Still, all but one of the year’s bestselling foreign cars had engines smaller than 2,000cc. The outlier was the 2,143cc Mercedes-Benz E 250 BlueTEC, which ranked 10th with 4,123 sold.
“Consumers who hesitate to buy imported cars generally worry about the so-called caring cost that includes fuel and insurance fees,” said Yoon Dae-sung, executive of KAIDA. “But people started having more interest in high-performance cars lately.”
Industry insiders say the popularity of SUVs and large-size sedans, both of which are typically less fuel efficient than compact or mid-sized sedans, will only get bigger this year.
According to data by Korea Automobile Manufacturers Association (KAMA), a total of 1.63 million cars were sold last year and 401,100 of them were SUVs - an increase of roughly 30 percent or about 100,000 units from a year ago.
KAMA said the sale of SUVs is expected to exceed 450,000 units this year.
Automakers are responding to the trend with new SUVs. Kia Motors has planned to roll out an upgraded version of its large-size Mohave soon, while Renault Samsung Motors will launch an upgraded version of its mid-size QM5.

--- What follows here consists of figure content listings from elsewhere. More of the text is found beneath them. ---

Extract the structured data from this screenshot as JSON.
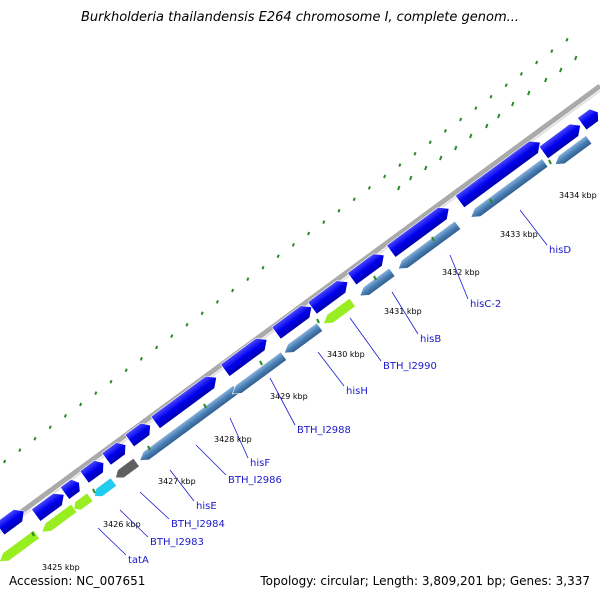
{
  "title": "Burkholderia thailandensis E264 chromosome I, complete genom...",
  "footer": {
    "accession": "Accession: NC_007651",
    "summary": "Topology: circular; Length: 3,809,201 bp; Genes: 3,337"
  },
  "colors": {
    "forward_cds": "#0000ee",
    "reverse_cds": "#4a7fb5",
    "rna_gene": "#99ee22",
    "other_gene": "#606060",
    "highlight_gene": "#22ccee",
    "backbone": "#999999",
    "gc_skew_dots": "#228822",
    "label": "#1a1acc"
  },
  "ticks": [
    {
      "label": "3425 kbp"
    },
    {
      "label": "3426 kbp"
    },
    {
      "label": "3427 kbp"
    },
    {
      "label": "3428 kbp"
    },
    {
      "label": "3429 kbp"
    },
    {
      "label": "3430 kbp"
    },
    {
      "label": "3431 kbp"
    },
    {
      "label": "3432 kbp"
    },
    {
      "label": "3433 kbp"
    },
    {
      "label": "3434 kbp"
    }
  ],
  "gene_labels": [
    {
      "label": "tatA"
    },
    {
      "label": "BTH_I2983"
    },
    {
      "label": "BTH_I2984"
    },
    {
      "label": "hisE"
    },
    {
      "label": "BTH_I2986"
    },
    {
      "label": "hisF"
    },
    {
      "label": "BTH_I2988"
    },
    {
      "label": "hisH"
    },
    {
      "label": "BTH_I2990"
    },
    {
      "label": "hisB"
    },
    {
      "label": "hisC-2"
    },
    {
      "label": "hisD"
    }
  ]
}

But the low oil prices could badly impact automakers, particularly for Hyundai and Kia, which are responsible for 90 percent of Korea’s auto sales in the Middle East region.
“The ultimate solution to efficiently dealing with various market conditions is to provide a wide range of options,” said Ryu Chang-seung, an executive at Hyundai. “People worry that the green cars won’t attract consumers, but sales are expected to grow from last year’s 1.2 million units to 4 million within the next five years, and that’s why we are expanding our lineup of eco-friendly cars anyways.”